Hi 6 months ago my probation period at work was up and at the same time my old boss left and was replaced by a new one. I asked for a pay rise after getting a good review but didn't succeed so basically I handed in my notice as I had a visa to go to Oz for a year. On handing in my notice my new boss was in trouble as I was responsible for doing the day to day accounts and I knew all the systems, reports etc to be produced. So after some meetings we agreed anew contract and I got a €5k increase. At the end of this month our year end audit is over and we are getting someone in to do most of my job on a salary €7k cheaper than me and she is also doing some payroll.
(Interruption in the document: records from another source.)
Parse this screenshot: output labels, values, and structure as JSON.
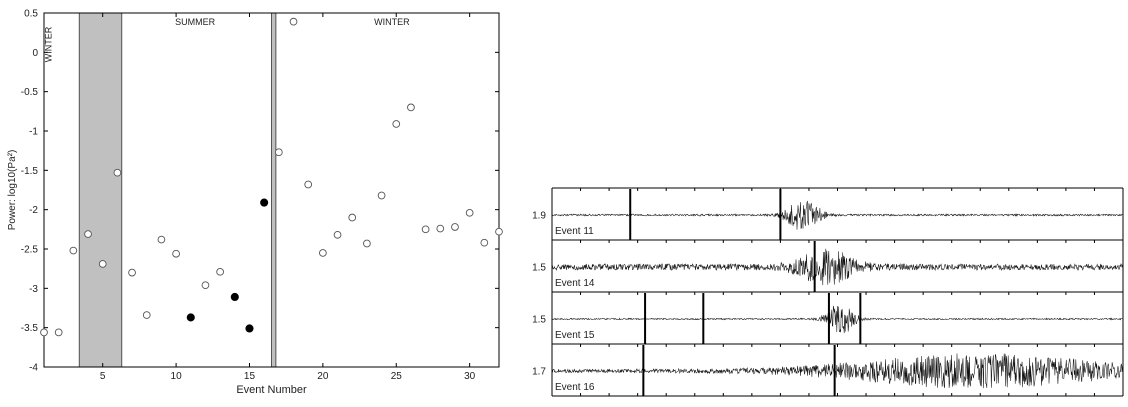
{
  "chart_data": [
    {
      "type": "scatter",
      "title": "",
      "xlabel": "Event Number",
      "ylabel": "Power: log10(Pa²)",
      "xlim": [
        1,
        32
      ],
      "ylim": [
        -4,
        0.5
      ],
      "xticks": [
        5,
        10,
        15,
        20,
        25,
        30
      ],
      "yticks": [
        0.5,
        0,
        -0.5,
        -1,
        -1.5,
        -2,
        -2.5,
        -3,
        -3.5,
        -4
      ],
      "grid": false,
      "season_labels": [
        {
          "text": "WINTER",
          "orientation": "vertical",
          "x": 1.5,
          "y": 0.1
        },
        {
          "text": "SUMMER",
          "x": 11.3,
          "y": 0.35
        },
        {
          "text": "WINTER",
          "x": 24.7,
          "y": 0.35
        }
      ],
      "shaded_regions": [
        {
          "x0": 3.4,
          "x1": 6.3,
          "color": "#c0c0c0"
        },
        {
          "x0": 16.5,
          "x1": 16.8,
          "color": "#c0c0c0"
        }
      ],
      "series": [
        {
          "marker": "open-circle",
          "points": [
            [
              1,
              -3.56
            ],
            [
              2,
              -3.56
            ],
            [
              3,
              -2.52
            ],
            [
              4,
              -2.31
            ],
            [
              5,
              -2.69
            ],
            [
              6,
              -1.53
            ],
            [
              7,
              -2.8
            ],
            [
              8,
              -3.34
            ],
            [
              9,
              -2.38
            ],
            [
              10,
              -2.56
            ],
            [
              12,
              -2.96
            ],
            [
              13,
              -2.79
            ],
            [
              17,
              -1.27
            ],
            [
              18,
              0.39
            ],
            [
              19,
              -1.68
            ],
            [
              20,
              -2.55
            ],
            [
              21,
              -2.32
            ],
            [
              22,
              -2.1
            ],
            [
              23,
              -2.43
            ],
            [
              24,
              -1.82
            ],
            [
              25,
              -0.91
            ],
            [
              26,
              -0.7
            ],
            [
              27,
              -2.25
            ],
            [
              28,
              -2.24
            ],
            [
              29,
              -2.22
            ],
            [
              30,
              -2.04
            ],
            [
              31,
              -2.42
            ],
            [
              32,
              -2.28
            ]
          ]
        },
        {
          "marker": "filled-circle",
          "points": [
            [
              11,
              -3.37
            ],
            [
              14,
              -3.11
            ],
            [
              15,
              -3.51
            ],
            [
              16,
              -1.91
            ]
          ]
        }
      ]
    },
    {
      "type": "line",
      "description": "Seismogram traces",
      "traces": [
        {
          "label": "Event 11",
          "scale": "1.9",
          "picks": [
            0.137,
            0.4
          ],
          "burst_center": 0.44,
          "burst_width": 0.03,
          "noise": 0.1
        },
        {
          "label": "Event 14",
          "scale": "1.5",
          "picks": [
            0.46
          ],
          "burst_center": 0.48,
          "burst_width": 0.05,
          "noise": 0.35
        },
        {
          "label": "Event 15",
          "scale": "1.5",
          "picks": [
            0.163,
            0.265,
            0.485,
            0.54
          ],
          "burst_center": 0.505,
          "burst_width": 0.025,
          "noise": 0.08
        },
        {
          "label": "Event 16",
          "scale": "1.7",
          "picks": [
            0.16,
            0.495
          ],
          "burst_center": 0.75,
          "burst_width": 0.25,
          "noise": 0.22
        }
      ]
    }
  ]
}
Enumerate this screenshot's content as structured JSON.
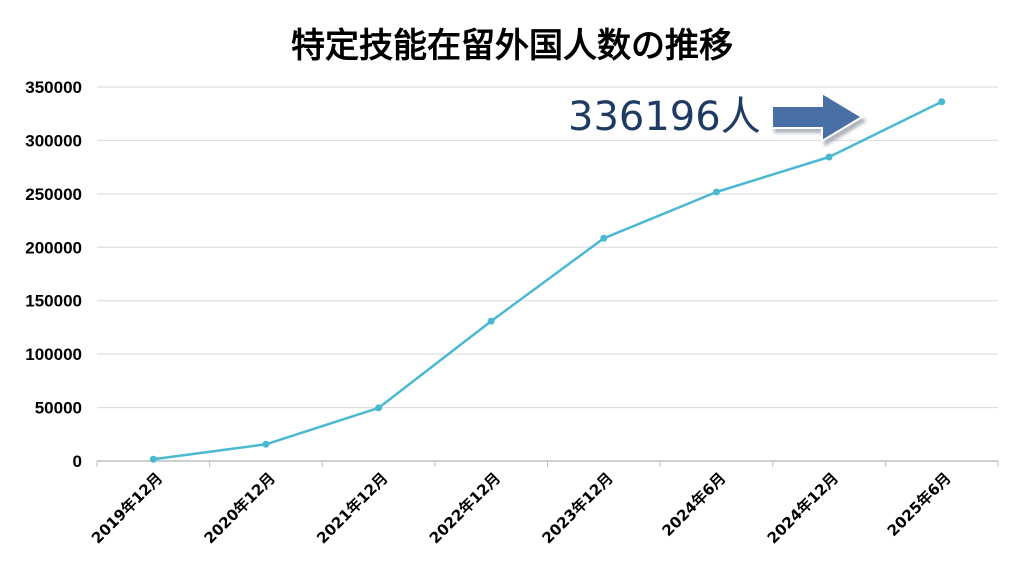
{
  "chart_data": {
    "type": "line",
    "title": "特定技能在留外国人数の推移",
    "xlabel": "",
    "ylabel": "",
    "categories": [
      "2019年12月",
      "2020年12月",
      "2021年12月",
      "2022年12月",
      "2023年12月",
      "2024年6月",
      "2024年12月",
      "2025年6月"
    ],
    "series": [
      {
        "values": [
          1621,
          15663,
          49666,
          130923,
          208425,
          251747,
          284466,
          336196
        ],
        "color": "#4bb8d2"
      }
    ],
    "ylim": [
      0,
      350000
    ],
    "yticks": [
      "0",
      "50000",
      "100000",
      "150000",
      "200000",
      "250000",
      "300000",
      "350000"
    ],
    "grid": true,
    "legend": "none",
    "annotation": {
      "text": "336196人",
      "icon": "right-arrow-icon",
      "arrow_color": "#4a6fa5"
    }
  }
}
I will have to train her in and im meant to be getting different type of work, more reporting and analysis of info etc. My fear is that im training her in as my replacement because we have a new MD who has been brought in to cut costs. were do I stand if
they decide to get remove of me and say I have know job its been made redundant ( even do this girl is doing it cheaper) 
or if I don't like the new work what do i do as when i joined the company if was for a specific job 
any help would be appreciated


----------



## Odea (11 Mar 2004)

*We were fools.*

I worked for a company that introduced a system where managers were to train their staff to do the job that the manager would normally do. This would free up the manager to get out and about and look for new business. After about 3 years all the managers were offered a voluntary redundancy package (with usual threats attached, that if you don't take it there may be nothing for you next year). The then CEO was retiring and happy that he was the one who had cut costs and streamlined the company before he left. He now commutes between Ireland and Spain enjoying his large retirement package while the rest of us are struggling.


----------



## Maceface (12 Mar 2004)

*has to be illegal*

AFAIK, a company can not make redundancies just to replace a worker with a cheaper worker. 
If they are doing the same job as you and you are let go, I would bring it to tribunal.
As for redundancy, you will get the dole straight away (just sign on the next day).


----------